The Court of Appeal was told earlier this year that Blanchard had been an accountant working in Spain for Mohamed Derbah but in 2001 he had brought to the attention of Spanish police a timeshare fraud allegedly being committed by Mr Derbah and provided witness statements which led to his arrest. Judges overturned a ruling of 2020 that he should face prosecution in Spain. Blanchard said afterwards that he was now planning to appeal against his UK conviction for fraud in 2008.
In his book, Blanchard tells how he worked as a freelance corporate adviser to Mr Derbah but became increasingly concerned about possible fraud and decided to contact the Spanish authorities via Scotland Yard.
He says London detectives put him in touch with a Spanish intelligence service officer and he flew out to meet him at a hotel in Madrid.

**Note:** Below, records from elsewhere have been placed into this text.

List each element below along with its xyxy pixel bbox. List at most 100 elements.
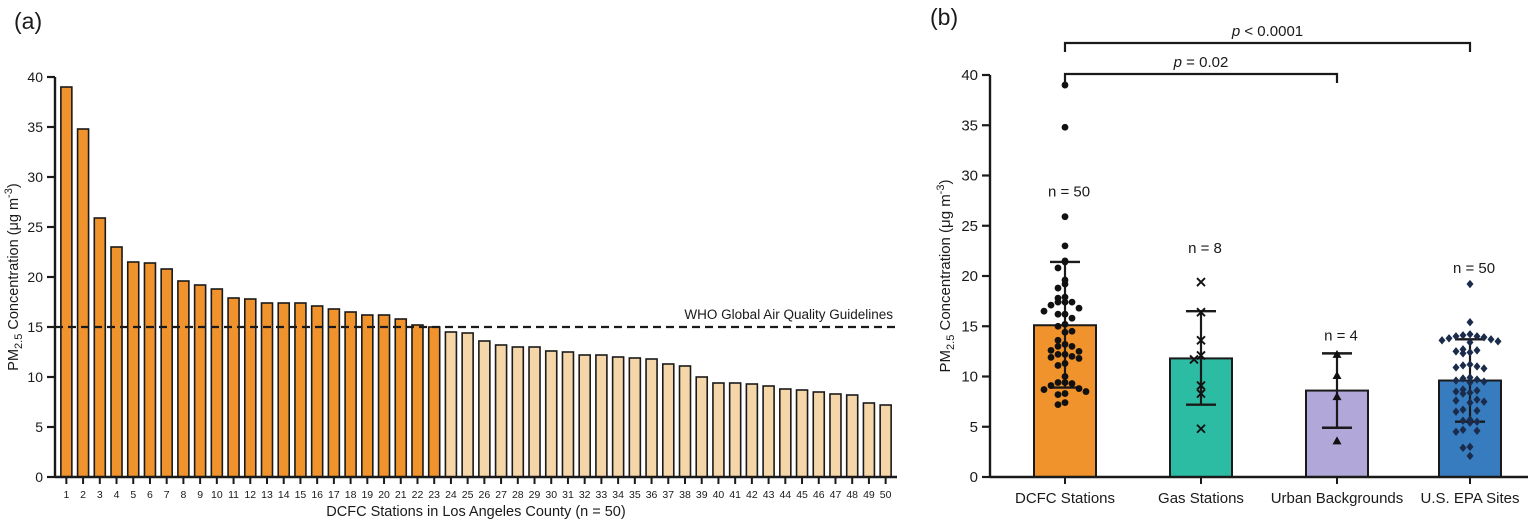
scatter-point-diamond bbox=[1480, 377, 1488, 386]
scatter-point-circle bbox=[1047, 301, 1055, 309]
scatter-point-circle bbox=[1054, 310, 1062, 318]
x-tick-label: 48 bbox=[846, 489, 858, 501]
y-tick-label: 10 bbox=[961, 369, 978, 386]
y-tick-label: 20 bbox=[27, 269, 43, 285]
scatter-point-circle bbox=[1061, 373, 1069, 380]
scatter-point-diamond bbox=[1466, 279, 1474, 289]
bar bbox=[829, 393, 842, 478]
significance-bracket bbox=[1063, 72, 1339, 83]
scatter-point-circle bbox=[1068, 353, 1076, 360]
y-tick-label: 20 bbox=[961, 268, 978, 285]
scatter-point-circle bbox=[1061, 310, 1069, 318]
scatter-point-diamond bbox=[1466, 360, 1474, 369]
bar bbox=[294, 302, 307, 478]
scatter-point-diamond bbox=[1466, 330, 1474, 339]
scatter-point-circle bbox=[1061, 390, 1069, 397]
scatter-point-x bbox=[1196, 335, 1206, 345]
scatter-point-x bbox=[1196, 380, 1206, 391]
scatter-point-circle bbox=[1054, 264, 1062, 272]
y-axis-label: PM2.5 Concentration (μg m-3) bbox=[935, 180, 957, 373]
x-tick-label: 18 bbox=[345, 489, 357, 501]
scatter-point-triangle bbox=[1332, 392, 1342, 401]
scatter-point-diamond bbox=[1452, 427, 1460, 436]
scatter-point-circle bbox=[1054, 350, 1062, 358]
scatter-point-circle bbox=[1061, 81, 1069, 89]
scatter-point-diamond bbox=[1466, 415, 1474, 424]
bar bbox=[377, 314, 391, 478]
bar bbox=[578, 354, 591, 478]
y-tick-label: 40 bbox=[27, 69, 43, 85]
scatter-point-circle bbox=[1054, 284, 1062, 292]
bar bbox=[227, 297, 240, 478]
scatter-point-diamond bbox=[1459, 443, 1467, 453]
bar bbox=[661, 363, 675, 478]
y-tick-label: 40 bbox=[961, 67, 978, 84]
bar bbox=[628, 357, 642, 478]
bar bbox=[511, 346, 525, 478]
significance-bracket bbox=[1063, 41, 1472, 52]
x-tick-label: 16 bbox=[311, 489, 323, 501]
scatter-point-circle bbox=[1054, 401, 1062, 409]
bar bbox=[427, 326, 441, 478]
scatter-point-diamond bbox=[1466, 398, 1474, 407]
scatter-point-circle bbox=[1075, 355, 1083, 362]
bar bbox=[812, 391, 826, 478]
scatter-point-x bbox=[1196, 307, 1206, 317]
x-tick-label: 47 bbox=[830, 489, 842, 501]
scatter-point-diamond bbox=[1452, 363, 1460, 372]
x-tick-label: 11 bbox=[228, 489, 239, 501]
scatter-point-circle bbox=[1047, 382, 1055, 389]
scatter-point-diamond bbox=[1466, 378, 1474, 387]
x-tick-label: 39 bbox=[696, 489, 708, 501]
bar bbox=[494, 344, 508, 478]
scatter-point-diamond bbox=[1459, 331, 1467, 340]
x-tick-label: 17 bbox=[328, 489, 340, 501]
scatter-point-circle bbox=[1040, 307, 1048, 315]
bar bbox=[411, 324, 424, 478]
bar bbox=[862, 402, 876, 478]
scatter-point-triangle bbox=[1332, 436, 1342, 445]
scatter-point-circle bbox=[1061, 379, 1069, 386]
x-tick-label: 35 bbox=[629, 489, 641, 501]
x-tick-label: 28 bbox=[512, 489, 524, 501]
scatter-point-circle bbox=[1061, 257, 1069, 265]
x-tick-label: 6 bbox=[147, 489, 153, 501]
scatter-point-diamond bbox=[1459, 361, 1467, 370]
y-tick-label: 30 bbox=[961, 168, 978, 185]
scatter-point-diamond bbox=[1466, 373, 1474, 382]
scatter-point-diamond bbox=[1452, 347, 1460, 356]
bar bbox=[478, 340, 491, 478]
bar bbox=[327, 308, 341, 478]
scatter-point-circle bbox=[1068, 298, 1076, 306]
bar bbox=[193, 284, 207, 478]
scatter-point-diamond bbox=[1487, 335, 1495, 344]
panel-a: (a) WHO Global Air Quality Guidelines 0 5 1… bbox=[3, 8, 897, 520]
y-tick-label: 35 bbox=[27, 119, 43, 135]
scatter-point-circle bbox=[1068, 342, 1076, 350]
bar bbox=[76, 128, 90, 478]
bar bbox=[344, 311, 357, 478]
x-tick-label: 22 bbox=[412, 489, 424, 501]
scatter-point-circle bbox=[1047, 354, 1055, 361]
scatter-point-x bbox=[1196, 277, 1206, 287]
x-tick-label: 33 bbox=[596, 489, 608, 501]
bar bbox=[795, 389, 809, 478]
n-count-label: n = 50 bbox=[1048, 184, 1090, 201]
bar bbox=[845, 394, 859, 478]
scatter-point-diamond bbox=[1459, 374, 1467, 383]
y-tick-label: 0 bbox=[970, 469, 978, 486]
scatter-point-diamond bbox=[1466, 388, 1474, 397]
scatter-point-circle bbox=[1061, 320, 1069, 328]
x-tick-label: 30 bbox=[545, 489, 557, 501]
y-tick-label: 25 bbox=[27, 219, 43, 235]
panel-a-chart: WHO Global Air Quality Guidelines0510152… bbox=[3, 69, 897, 520]
x-tick-label: 2 bbox=[80, 489, 86, 501]
x-tick-label: 10 bbox=[211, 489, 223, 501]
x-tick-label: 31 bbox=[562, 489, 574, 501]
scatter-point-circle bbox=[1054, 379, 1062, 386]
n-count-label: n = 50 bbox=[1453, 260, 1495, 277]
scatter-point-diamond bbox=[1459, 425, 1467, 434]
x-tick-label: 44 bbox=[779, 489, 791, 501]
scatter-point-diamond bbox=[1466, 318, 1474, 327]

He was then taken in a convoy to Spain’s intelligence service HQ - "the nerve centre of its entire information gathering, surveillance and spying operations".
He says he was told he was not viewed as a suspect or co-conspirator but as a potential prosecution witness, and he handed over entire files displaying the accounts for some of Mr Derbah’s firms, and signed a 15 page statement.
He says that in one conversation, an officer told him: "We would like you to work for our intelligence services, Paul. We have much confidence in you as a businessman and you have shown your loyalty to Spain...we view you as a credible witness, someone we can work with.”
He also tells how, in July 2004, after he was arrested on suspicion of fraud, he told a special branch officer at York police station that he was a witness against Mr Debrah and had been working with Spanish intelligence monitoring possible terror finance. He says he subsequently met with and outlined details to an MI5 official at the Hilton hotel in York.